A sense of foreboding pervades this quietly intense novel, set in a freewheeling Russia of the early 21st century. British narrator Nick Platt describes two intersecting experiences of corruption and duplicity. One is his naive involvement in a scheme to bankrupt an innocent babushka. Distracted by his love affair with one of the con artists, Nick does not allow himself to realize that he is being used for his lawyerly skills. The other con occurs when the bank he represents is lured into releasing $500 million for a seemingly legitimate oil project. It is obvious that bad things are going to happen on both fronts, and the story becomes strangely gripping as the final details are revealed.
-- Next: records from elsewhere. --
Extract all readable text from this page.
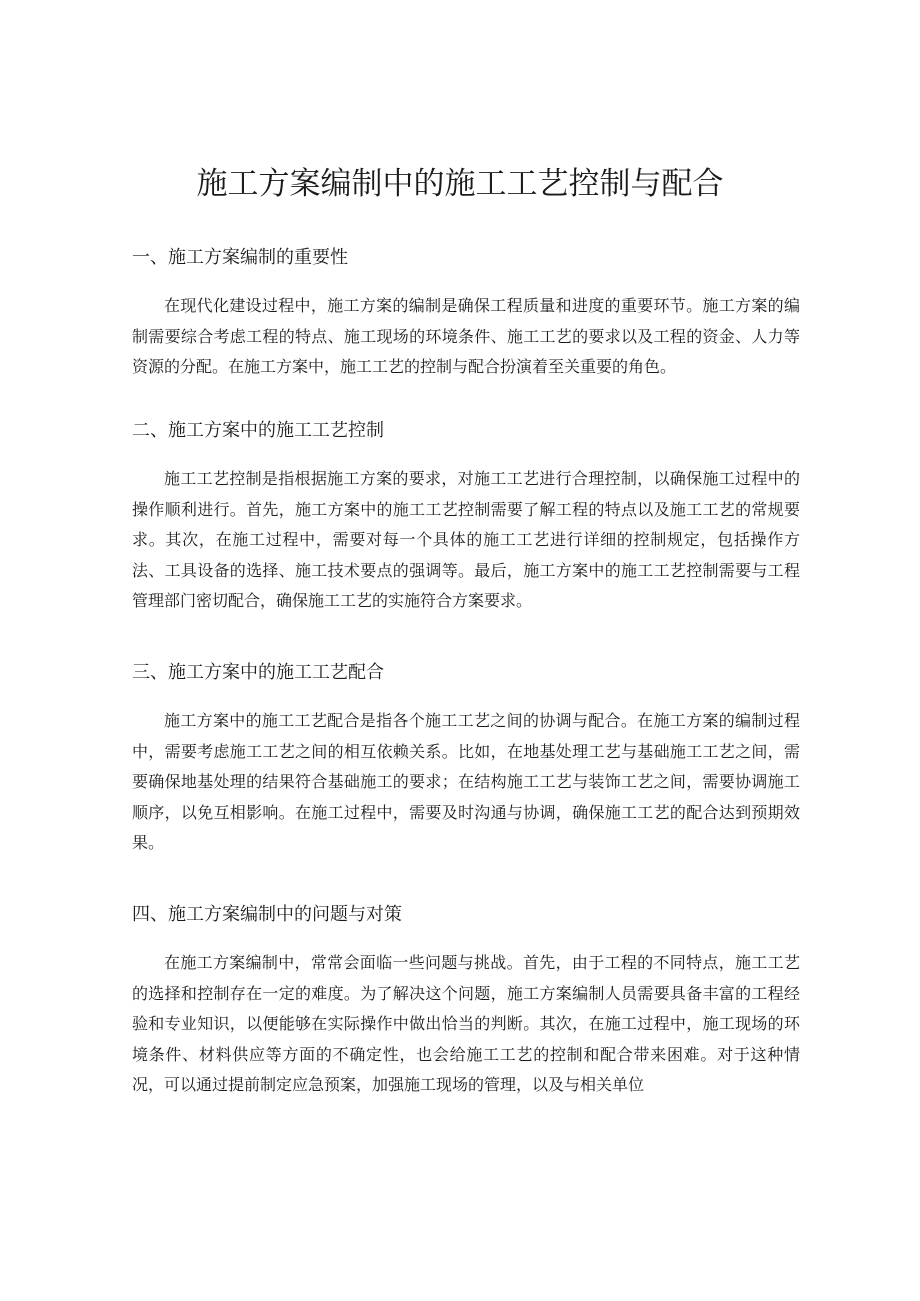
施工方案编制中的施工工艺控制与配合
一、施工方案编制的重要性

在现代化建设过程中，施工方案的编制是确保工程质量和进度的重要环节。施工方案的编制需要综合考虑工程的特点、施工现场的环境条件、施工工艺的要求以及工程的资金、人力等资源的分配。在施工方案中，施工工艺的控制与配合扮演着至关重要的角色。

二、施工方案中的施工工艺控制

施工工艺控制是指根据施工方案的要求，对施工工艺进行合理控制，以确保施工过程中的操作顺利进行。首先，施工方案中的施工工艺控制需要了解工程的特点以及施工工艺的常规要求。其次，在施工过程中，需要对每一个具体的施工工艺进行详细的控制规定，包括操作方法、工具设备的选择、施工技术要点的强调等。最后，施工方案中的施工工艺控制需要与工程管理部门密切配合，确保施工工艺的实施符合方案要求。

三、施工方案中的施工工艺配合

施工方案中的施工工艺配合是指各个施工工艺之间的协调与配合。在施工方案的编制过程中，需要考虑施工工艺之间的相互依赖关系。比如，在地基处理工艺与基础施工工艺之间，需要确保地基处理的结果符合基础施工的要求；在结构施工工艺与装饰工艺之间，需要协调施工顺序，以免互相影响。在施工过程中，需要及时沟通与协调，确保施工工艺的配合达到预期效果。

四、施工方案编制中的问题与对策

在施工方案编制中，常常会面临一些问题与挑战。首先，由于工程的不同特点，施工工艺的选择和控制存在一定的难度。为了解决这个问题，施工方案编制人员需要具备丰富的工程经验和专业知识，以便能够在实际操作中做出恰当的判断。其次，在施工过程中，施工现场的环境条件、材料供应等方面的不确定性，也会给施工工艺的控制和配合带来困难。对于这种情况，可以通过提前制定应急预案，加强施工现场的管理，以及与相关单位
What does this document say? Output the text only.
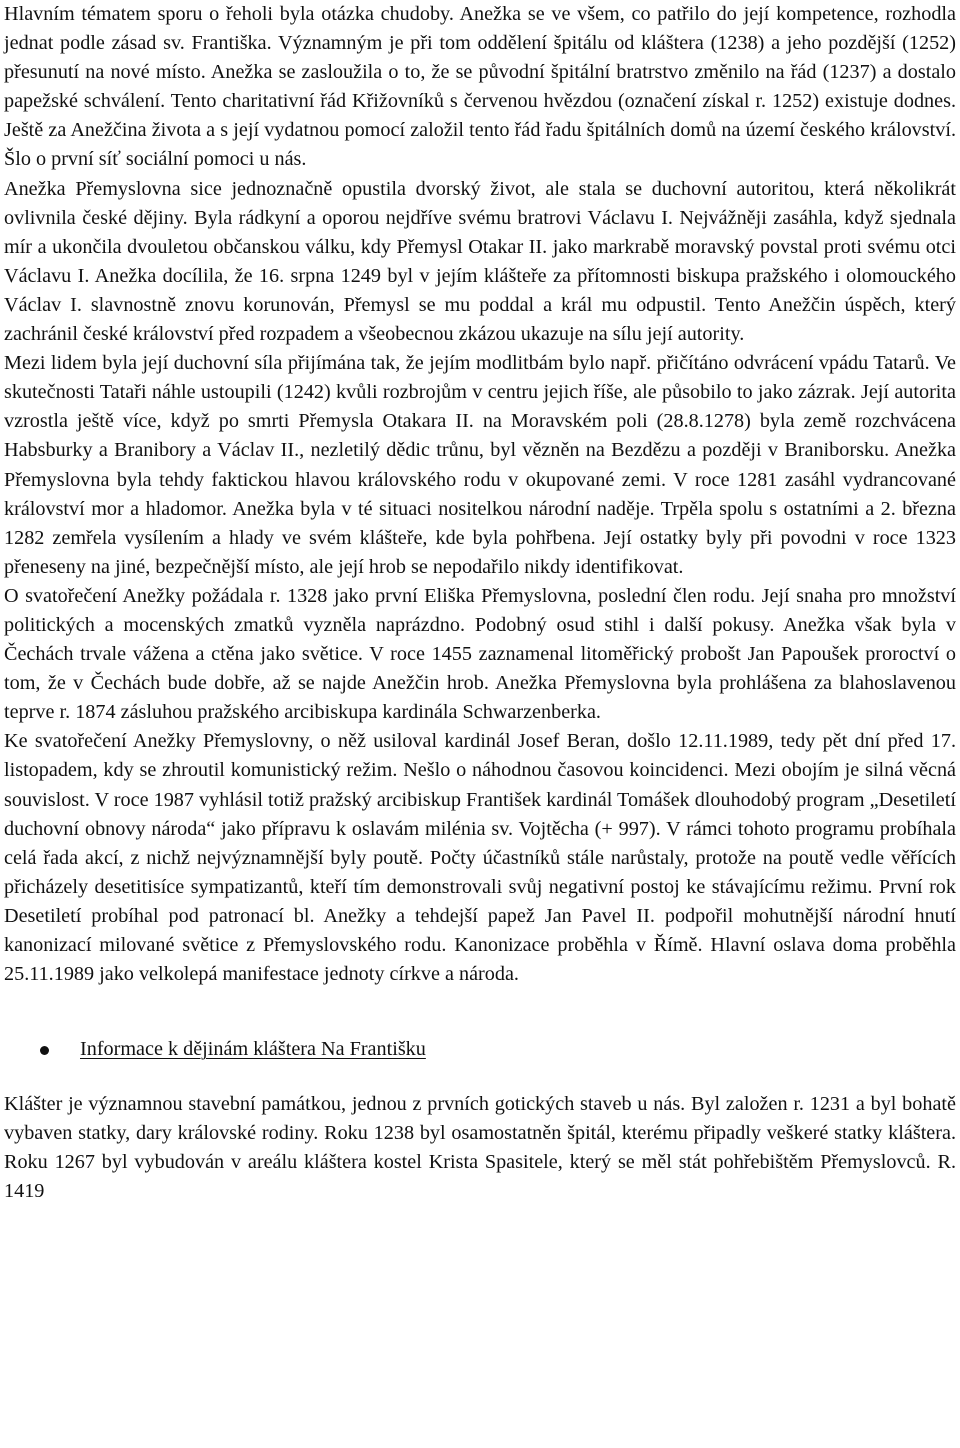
Hlavním tématem sporu o řeholi byla otázka chudoby. Anežka se ve všem, co patřilo do její kompetence, rozhodla jednat podle zásad sv. Františka. Významným je při tom oddělení špitálu od kláštera (1238) a jeho pozdější (1252) přesunutí na nové místo. Anežka se zasloužila o to, že se původní špitální bratrstvo změnilo na řád (1237) a dostalo papežské schválení. Tento charitativní řád Křižovníků s červenou hvězdou (označení získal r. 1252) existuje dodnes. Ještě za Anežčina života a s její vydatnou pomocí založil tento řád řadu špitálních domů na území českého království. Šlo o první síť sociální pomoci u nás.

Anežka Přemyslovna sice jednoznačně opustila dvorský život, ale stala se duchovní autoritou, která několikrát ovlivnila české dějiny. Byla rádkyní a oporou nejdříve svému bratrovi Václavu I. Nejvážněji zasáhla, když sjednala mír a ukončila dvouletou občanskou válku, kdy Přemysl Otakar II. jako markrabě moravský povstal proti svému otci Václavu I. Anežka docílila, že 16. srpna 1249 byl v jejím klášteře za přítomnosti biskupa pražského i olomouckého Václav I. slavnostně znovu korunován, Přemysl se mu poddal a král mu odpustil. Tento Anežčin úspěch, který zachránil české království před rozpadem a všeobecnou zkázou ukazuje na sílu její autority.

Mezi lidem byla její duchovní síla přijímána tak, že jejím modlitbám bylo např. přičítáno odvrácení vpádu Tatarů. Ve skutečnosti Tataři náhle ustoupili (1242) kvůli rozbrojům v centru jejich říše, ale působilo to jako zázrak. Její autorita vzrostla ještě více, když po smrti Přemysla Otakara II. na Moravském poli (28.8.1278) byla země rozchvácena Habsburky a Branibory a Václav II., nezletilý dědic trůnu, byl vězněn na Bezdězu a později v Braniborsku. Anežka Přemyslovna byla tehdy faktickou hlavou královského rodu v okupované zemi. V roce 1281 zasáhl vydrancované království mor a hladomor. Anežka byla v té situaci nositelkou národní naděje. Trpěla spolu s ostatními a 2. března 1282 zemřela vysílením a hlady ve svém klášteře, kde byla pohřbena. Její ostatky byly při povodni v roce 1323 přeneseny na jiné, bezpečnější místo, ale její hrob se nepodařilo nikdy identifikovat.

O svatořečení Anežky požádala r. 1328 jako první Eliška Přemyslovna, poslední člen rodu. Její snaha pro množství politických a mocenských zmatků vyzněla naprázdno. Podobný osud stihl i další pokusy. Anežka však byla v Čechách trvale vážena a ctěna jako světice. V roce 1455 zaznamenal litoměřický probošt Jan Papoušek proroctví o tom, že v Čechách bude dobře, až se najde Anežčin hrob. Anežka Přemyslovna byla prohlášena za blahoslavenou teprve r. 1874 zásluhou pražského arcibiskupa kardinála Schwarzenberka.

Ke svatořečení Anežky Přemyslovny, o něž usiloval kardinál Josef Beran, došlo 12.11.1989, tedy pět dní před 17. listopadem, kdy se zhroutil komunistický režim. Nešlo o náhodnou časovou koincidenci. Mezi obojím je silná věcná souvislost. V roce 1987 vyhlásil totiž pražský arcibiskup František kardinál Tomášek dlouhodobý program „Desetiletí duchovní obnovy národa“ jako přípravu k oslavám milénia sv. Vojtěcha (+ 997). V rámci tohoto programu probíhala celá řada akcí, z nichž nejvýznamnější byly poutě. Počty účastníků stále narůstaly, protože na poutě vedle věřících přicházely desetitisíce sympatizantů, kteří tím demonstrovali svůj negativní postoj ke stávajícímu režimu. První rok Desetiletí probíhal pod patronací bl. Anežky a tehdejší papež Jan Pavel II. podpořil mohutnější národní hnutí kanonizací milované světice z Přemyslovského rodu. Kanonizace proběhla v Římě. Hlavní oslava doma proběhla 25.11.1989 jako velkolepá manifestace jednoty církve a národa.

Informace k dějinám kláštera Na Františku

Klášter je významnou stavební památkou, jednou z prvních gotických staveb u nás. Byl založen r. 1231 a byl bohatě vybaven statky, dary královské rodiny. Roku 1238 byl osamostatněn špitál, kterému připadly veškeré statky kláštera. Roku 1267 byl vybudován v areálu kláštera kostel Krista Spasitele, který se měl stát pohřebištěm Přemyslovců. R. 1419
Verdict: Martin Cruz Smith's Three Stations meets J. Robert Lennon's enigmatic but similarly paced Castle in this new work. A lesson in the art of self-delusion and the dog-eat-dog society of post-Soviet Russia, it's sure to be an instant success. Essential for committed readers of fiction and a discussion feast for book clubs. —Henry Bankhead, Los Gatos P.L., CA
Library Journal


(Starred review.) Written as a man’s confession to the woman he’s going to marry, Miller’s masterful debut chronicles British lawyer Nicholas Platt’s dubious dealings in Moscow at the turn of the twenty-first century.... A mesmerizing tale of a man seduced by a culture he fancies himself above, Miller’s novel is both a nuanced character study and a fascinating look at the complexities of Russian society. —Kristine Huntley
Booklist


The unbridled mayhem of the 1990s has died down a bit, but Western companies are still pouring money into the hands of newly minted Russian conglomerates, and British lawyer Nicholas Platt is writing the contracts.... Miller, formerly a Moscow correspondent for Economist, vividly evokes the no-holds-barred atmosphere of the city in its early-capitalist stage, but it's seedy rather than alluring, and as Nicholas deliberately ignores glaring signs that he's being conned, readers may well find him stupid rather than tragically deluded.... Good local color, but nothing much to care about here.